We're naive about the perils of anonymity.
It has to be said: The life of Amina Arraf was a good story. On a website called "Gay Girl in Damascus," this purportedly Syrian-American lesbian blogger wrestled with issues surrounding her national identity, her sexuality, her faith, and the future of her country at a time of open revolt. At a time when most of the information coming out of Syria comes in the form of choppy, graphic YouTube videos or breathless tweets about the Assad regime's crackdowns, here was a young woman writing from Damascus in flawless English about her country's social and political turmoil.
And then it all fell apart. Following a post on Amina's blog by her "cousin" reporting that she had been arrested and that her whereabouts were unknown, journalists and readers sprung into action, emailing one another and looking for friends and contacts who might know where she had been taken. Oddly, there were no real leads. None of the many people who had befriended her online had ever met her in person, pictures allegedly of Amina turned out to be a Croatian woman living in Britain, and an old blog written by the same person was self-described as a blend of fact and fiction -- "and I will not tell you which is which."
On June 12, Amina finally came out -- as Tom MacMaster, a 40-year-old American man who is currently pursuing a master's degree at the University of Edinburgh in Scotland. In an initial apology post that included a hint of defiance, MacMaster admitted that Amina was fictional, but that "the facts on this blog are true and not misleading" about the events in Syria. Finally, facing international opproprium, in a more contrite June 13 post, MacMaster donned sackloth, writing, "I feel like I am in some ways the worst person in the world."
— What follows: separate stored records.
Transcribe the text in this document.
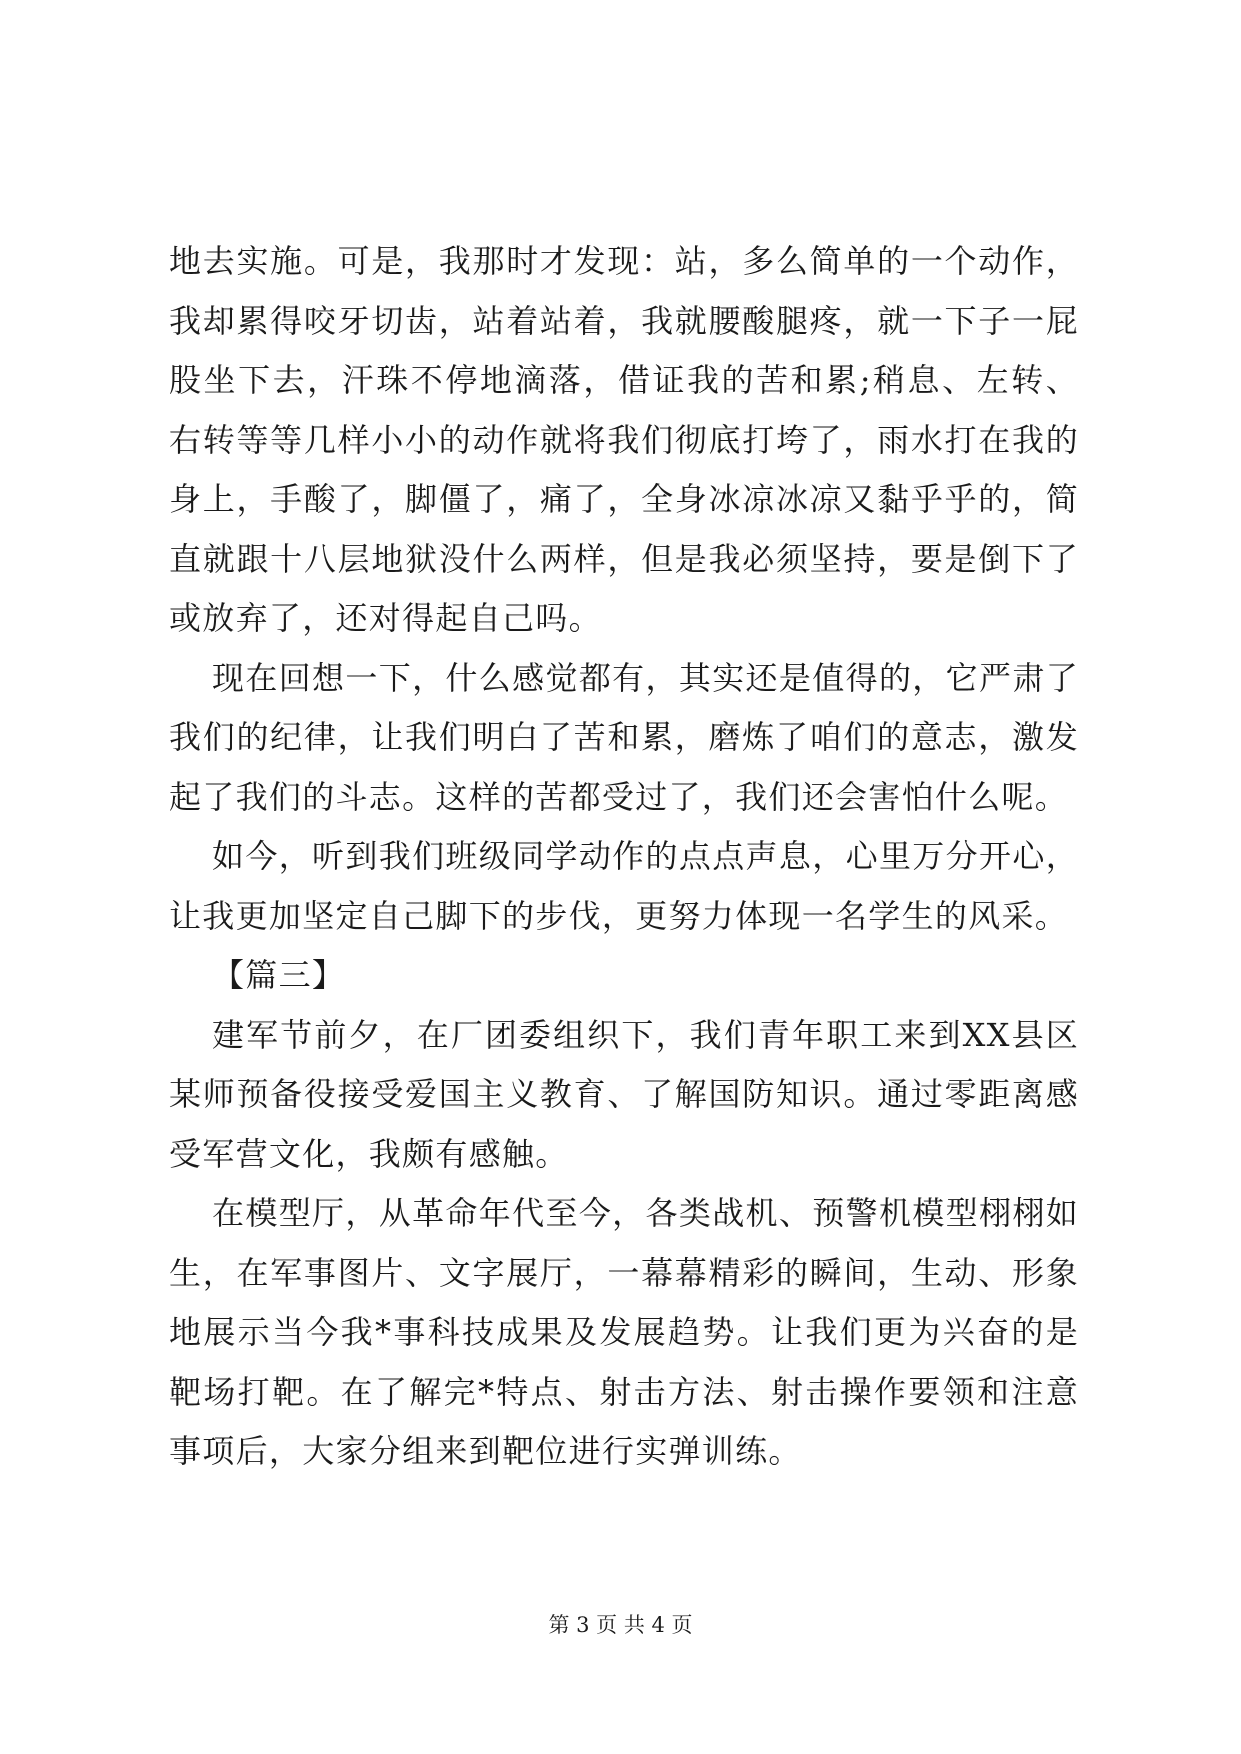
地去实施。可是，我那时才发现：站，多么简单的一个动作，我却累得咬牙切齿，站着站着，我就腰酸腿疼，就一下子一屁股坐下去，汗珠不停地滴落，借证我的苦和累;稍息、左转、右转等等几样小小的动作就将我们彻底打垮了，雨水打在我的身上，手酸了，脚僵了，痛了，全身冰凉冰凉又黏乎乎的，简直就跟十八层地狱没什么两样，但是我必须坚持，要是倒下了或放弃了，还对得起自己吗。

现在回想一下，什么感觉都有，其实还是值得的，它严肃了我们的纪律，让我们明白了苦和累，磨炼了咱们的意志，激发起了我们的斗志。这样的苦都受过了，我们还会害怕什么呢。

如今，听到我们班级同学动作的点点声息，心里万分开心，让我更加坚定自己脚下的步伐，更努力体现一名学生的风采。

【篇三】

建军节前夕，在厂团委组织下，我们青年职工来到XX县区某师预备役接受爱国主义教育、了解国防知识。通过零距离感受军营文化，我颇有感触。

在模型厅，从革命年代至今，各类战机、预警机模型栩栩如生，在军事图片、文字展厅，一幕幕精彩的瞬间，生动、形象地展示当今我*事科技成果及发展趋势。让我们更为兴奋的是靶场打靶。在了解完*特点、射击方法、射击操作要领和注意事项后，大家分组来到靶位进行实弹训练。

第 3 页 共 4 页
This conceit gives MacMaster too much credit. It does not take an evil genius to launch a fictional blog. MacMaster is certainly a fool (and one hopes there's no Jayson Blair-esque book deal in the offing), but the more important question is why this particular fool was able to mislead so much of the Western media, and the public it serves. Part of the reason is that media standards have yet to catch up with the realities (and temptations) of instant online publishing: Tools like e-mail, Twitter, blogs, and Facebook may represent a digital revolution, but they also can conceal an author's identity -- and, in this case, a lie that would have easily been exposed with a quick phone call.
But MacMaster's hoax has implications that go beyond the damaged credibility of the New York Times and CNN, two of the many media outlets that reported on Amina over the past several months. The story played perfectly into Syrian President Bashar al-Assad's effort to portray the domestic revolt as one guided by shadowy outsiders -- indeed, Syria's official government mouthpiece prominently featured a profile of MacMaster, claiming that the hoax "aimed at enhancing continuous fabrications and lies against Syria in term of (sic) kidnapping bloggers and activists."